From 3f7b94687160ac7f5d38d9cb4c88dd695afdb39f Mon Sep 17 00:00:00 2001
From: Sven Slootweg <jamsoftgamedev@gmail.com>
Date: Sat, 8 Feb 2014 20:38:10 +0100
Subject: [PATCH] Fix regular expression corner case that led to long parsing
 times

---
 pythonwhois/parse.py | 14 ++++++++++++++
 1 file changed, 14 insertions(+)

diff --git a/pythonwhois/parse.py b/pythonwhois/parse.py
index 8437424..192001a 100644
--- a/pythonwhois/parse.py
+++ b/pythonwhois/parse.py
@@ -397,6 +397,9 @@ def remove_duplicates(data):
 	
 	return cleaned_list
 
+def preprocess_regex(regex):
+	return re.sub(r"\\s\*\(\?P<([^>]+)>\.\+\)", r"\s*(?P<\1>\S.*)", regex)
+
 def parse_registrants(data):
 	registrant = None
 	tech_contact = None
@@ -499,6 +502,17 @@ def parse_registrants(data):
 		]
 	}
 	
+	# Why do the below? The below is meant to handle with an edge case (issue #2) where a partial match followed
+	# by a failure, for a regex containing the \s*.+ pattern, would send the regex module on a wild goose hunt for
+	# matching positions. The workaround is to use \S.* instead of .+, but in the interest of keeping the regexes
+	# consistent and compact, it's more practical to do this (predictable) conversion on runtime.

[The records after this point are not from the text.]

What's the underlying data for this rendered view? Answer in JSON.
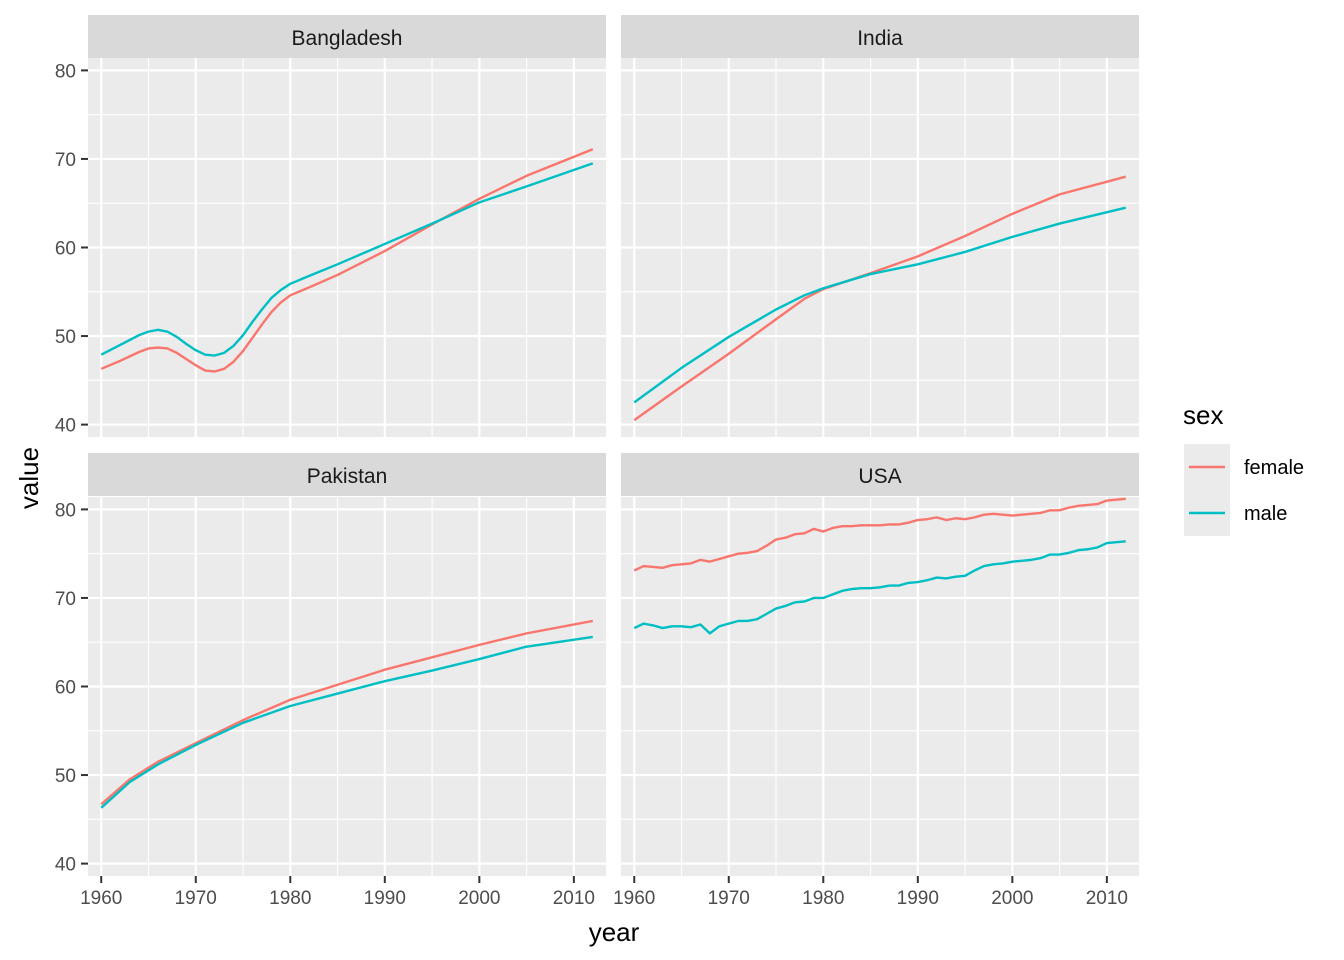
{
  "chart_data": {
    "type": "line",
    "facet_by": "country",
    "xlabel": "year",
    "ylabel": "value",
    "xlim": [
      1958.6,
      2013.4
    ],
    "ylim": [
      38.6,
      81.4
    ],
    "x_ticks": [
      1960,
      1970,
      1980,
      1990,
      2000,
      2010
    ],
    "y_ticks": [
      40,
      50,
      60,
      70,
      80
    ],
    "legend": {
      "title": "sex",
      "position": "right",
      "entries": [
        {
          "label": "female",
          "color": "#F8766D"
        },
        {
          "label": "male",
          "color": "#00BFC4"
        }
      ]
    },
    "panels": [
      {
        "title": "Bangladesh",
        "series": [
          {
            "name": "female",
            "color": "#F8766D",
            "points": [
              [
                1960,
                46.3
              ],
              [
                1962,
                47.2
              ],
              [
                1964,
                48.2
              ],
              [
                1965,
                48.6
              ],
              [
                1966,
                48.7
              ],
              [
                1967,
                48.6
              ],
              [
                1968,
                48.1
              ],
              [
                1969,
                47.4
              ],
              [
                1970,
                46.7
              ],
              [
                1971,
                46.1
              ],
              [
                1972,
                46.0
              ],
              [
                1973,
                46.3
              ],
              [
                1974,
                47.1
              ],
              [
                1975,
                48.3
              ],
              [
                1976,
                49.8
              ],
              [
                1977,
                51.3
              ],
              [
                1978,
                52.7
              ],
              [
                1979,
                53.8
              ],
              [
                1980,
                54.6
              ],
              [
                1982,
                55.5
              ],
              [
                1985,
                56.9
              ],
              [
                1990,
                59.6
              ],
              [
                1995,
                62.6
              ],
              [
                2000,
                65.5
              ],
              [
                2005,
                68.1
              ],
              [
                2012,
                71.1
              ]
            ]
          },
          {
            "name": "male",
            "color": "#00BFC4",
            "points": [
              [
                1960,
                47.9
              ],
              [
                1962,
                49.0
              ],
              [
                1964,
                50.1
              ],
              [
                1965,
                50.5
              ],
              [
                1966,
                50.7
              ],
              [
                1967,
                50.5
              ],
              [
                1968,
                49.9
              ],
              [
                1969,
                49.1
              ],
              [
                1970,
                48.4
              ],
              [
                1971,
                47.9
              ],
              [
                1972,
                47.8
              ],
              [
                1973,
                48.1
              ],
              [
                1974,
                48.9
              ],
              [
                1975,
                50.1
              ],
              [
                1976,
                51.6
              ],
              [
                1977,
                53.0
              ],
              [
                1978,
                54.3
              ],
              [
                1979,
                55.2
              ],
              [
                1980,
                55.9
              ],
              [
                1982,
                56.8
              ],
              [
                1985,
                58.1
              ],
              [
                1990,
                60.4
              ],
              [
                1995,
                62.7
              ],
              [
                2000,
                65.1
              ],
              [
                2005,
                66.9
              ],
              [
                2012,
                69.5
              ]
            ]
          }
        ]
      },
      {
        "title": "India",
        "series": [
          {
            "name": "female",
            "color": "#F8766D",
            "points": [
              [
                1960,
                40.5
              ],
              [
                1965,
                44.3
              ],
              [
                1970,
                48.0
              ],
              [
                1975,
                51.9
              ],
              [
                1978,
                54.2
              ],
              [
                1980,
                55.3
              ],
              [
                1985,
                57.1
              ],
              [
                1990,
                59.0
              ],
              [
                1995,
                61.3
              ],
              [
                2000,
                63.8
              ],
              [
                2005,
                66.0
              ],
              [
                2012,
                68.0
              ]
            ]
          },
          {
            "name": "male",
            "color": "#00BFC4",
            "points": [
              [
                1960,
                42.5
              ],
              [
                1965,
                46.4
              ],
              [
                1970,
                49.9
              ],
              [
                1975,
                53.0
              ],
              [
                1978,
                54.6
              ],
              [
                1980,
                55.4
              ],
              [
                1985,
                57.0
              ],
              [
                1990,
                58.1
              ],
              [
                1995,
                59.5
              ],
              [
                2000,
                61.2
              ],
              [
                2005,
                62.7
              ],
              [
                2012,
                64.5
              ]
            ]
          }
        ]
      },
      {
        "title": "Pakistan",
        "series": [
          {
            "name": "female",
            "color": "#F8766D",
            "points": [
              [
                1960,
                46.7
              ],
              [
                1963,
                49.5
              ],
              [
                1966,
                51.5
              ],
              [
                1970,
                53.6
              ],
              [
                1975,
                56.2
              ],
              [
                1980,
                58.5
              ],
              [
                1985,
                60.2
              ],
              [
                1990,
                61.9
              ],
              [
                1995,
                63.3
              ],
              [
                2000,
                64.7
              ],
              [
                2005,
                66.0
              ],
              [
                2012,
                67.4
              ]
            ]
          },
          {
            "name": "male",
            "color": "#00BFC4",
            "points": [
              [
                1960,
                46.3
              ],
              [
                1963,
                49.2
              ],
              [
                1966,
                51.2
              ],
              [
                1970,
                53.4
              ],
              [
                1975,
                55.9
              ],
              [
                1980,
                57.8
              ],
              [
                1985,
                59.2
              ],
              [
                1990,
                60.6
              ],
              [
                1995,
                61.8
              ],
              [
                2000,
                63.1
              ],
              [
                2005,
                64.5
              ],
              [
                2012,
                65.6
              ]
            ]
          }
        ]
      },
      {
        "title": "USA",
        "series": [
          {
            "name": "female",
            "color": "#F8766D",
            "points": [
              [
                1960,
                73.1
              ],
              [
                1961,
                73.6
              ],
              [
                1962,
                73.5
              ],
              [
                1963,
                73.4
              ],
              [
                1964,
                73.7
              ],
              [
                1965,
                73.8
              ],
              [
                1966,
                73.9
              ],
              [
                1967,
                74.3
              ],
              [
                1968,
                74.1
              ],
              [
                1969,
                74.4
              ],
              [
                1970,
                74.7
              ],
              [
                1971,
                75.0
              ],
              [
                1972,
                75.1
              ],
              [
                1973,
                75.3
              ],
              [
                1974,
                75.9
              ],
              [
                1975,
                76.6
              ],
              [
                1976,
                76.8
              ],
              [
                1977,
                77.2
              ],
              [
                1978,
                77.3
              ],
              [
                1979,
                77.8
              ],
              [
                1980,
                77.5
              ],
              [
                1981,
                77.9
              ],
              [
                1982,
                78.1
              ],
              [
                1983,
                78.1
              ],
              [
                1984,
                78.2
              ],
              [
                1985,
                78.2
              ],
              [
                1986,
                78.2
              ],
              [
                1987,
                78.3
              ],
              [
                1988,
                78.3
              ],
              [
                1989,
                78.5
              ],
              [
                1990,
                78.8
              ],
              [
                1991,
                78.9
              ],
              [
                1992,
                79.1
              ],
              [
                1993,
                78.8
              ],
              [
                1994,
                79.0
              ],
              [
                1995,
                78.9
              ],
              [
                1996,
                79.1
              ],
              [
                1997,
                79.4
              ],
              [
                1998,
                79.5
              ],
              [
                1999,
                79.4
              ],
              [
                2000,
                79.3
              ],
              [
                2001,
                79.4
              ],
              [
                2002,
                79.5
              ],
              [
                2003,
                79.6
              ],
              [
                2004,
                79.9
              ],
              [
                2005,
                79.9
              ],
              [
                2006,
                80.2
              ],
              [
                2007,
                80.4
              ],
              [
                2008,
                80.5
              ],
              [
                2009,
                80.6
              ],
              [
                2010,
                81.0
              ],
              [
                2011,
                81.1
              ],
              [
                2012,
                81.2
              ]
            ]
          },
          {
            "name": "male",
            "color": "#00BFC4",
            "points": [
              [
                1960,
                66.6
              ],
              [
                1961,
                67.1
              ],
              [
                1962,
                66.9
              ],
              [
                1963,
                66.6
              ],
              [
                1964,
                66.8
              ],
              [
                1965,
                66.8
              ],
              [
                1966,
                66.7
              ],
              [
                1967,
                67.0
              ],
              [
                1968,
                66.0
              ],
              [
                1969,
                66.8
              ],
              [
                1970,
                67.1
              ],
              [
                1971,
                67.4
              ],
              [
                1972,
                67.4
              ],
              [
                1973,
                67.6
              ],
              [
                1974,
                68.2
              ],
              [
                1975,
                68.8
              ],
              [
                1976,
                69.1
              ],
              [
                1977,
                69.5
              ],
              [
                1978,
                69.6
              ],
              [
                1979,
                70.0
              ],
              [
                1980,
                70.0
              ],
              [
                1981,
                70.4
              ],
              [
                1982,
                70.8
              ],
              [
                1983,
                71.0
              ],
              [
                1984,
                71.1
              ],
              [
                1985,
                71.1
              ],
              [
                1986,
                71.2
              ],
              [
                1987,
                71.4
              ],
              [
                1988,
                71.4
              ],
              [
                1989,
                71.7
              ],
              [
                1990,
                71.8
              ],
              [
                1991,
                72.0
              ],
              [
                1992,
                72.3
              ],
              [
                1993,
                72.2
              ],
              [
                1994,
                72.4
              ],
              [
                1995,
                72.5
              ],
              [
                1996,
                73.1
              ],
              [
                1997,
                73.6
              ],
              [
                1998,
                73.8
              ],
              [
                1999,
                73.9
              ],
              [
                2000,
                74.1
              ],
              [
                2001,
                74.2
              ],
              [
                2002,
                74.3
              ],
              [
                2003,
                74.5
              ],
              [
                2004,
                74.9
              ],
              [
                2005,
                74.9
              ],
              [
                2006,
                75.1
              ],
              [
                2007,
                75.4
              ],
              [
                2008,
                75.5
              ],
              [
                2009,
                75.7
              ],
              [
                2010,
                76.2
              ],
              [
                2011,
                76.3
              ],
              [
                2012,
                76.4
              ]
            ]
          }
        ]
      }
    ]
  }
}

+	registrant_regexes = [preprocess_regex(regex) for regex in registrant_regexes]
+	tech_contact_regexes = [preprocess_regex(regex) for regex in tech_contact_regexes]
+	admin_contact_regexes = [preprocess_regex(regex) for regex in admin_contact_regexes]
+	billing_contact_regexes = [preprocess_regex(regex) for regex in billing_contact_regexes]
+	nic_contact_regexes = [preprocess_regex(regex) for regex in nic_contact_regexes]
+	nic_contact_references = {field: [preprocess_regex(regex) for regex in items] for field, items in nic_contact_references.iteritems()}
+	
 	for segment in data:
 		for regex in registrant_regexes:
 			match = re.search(regex, segment)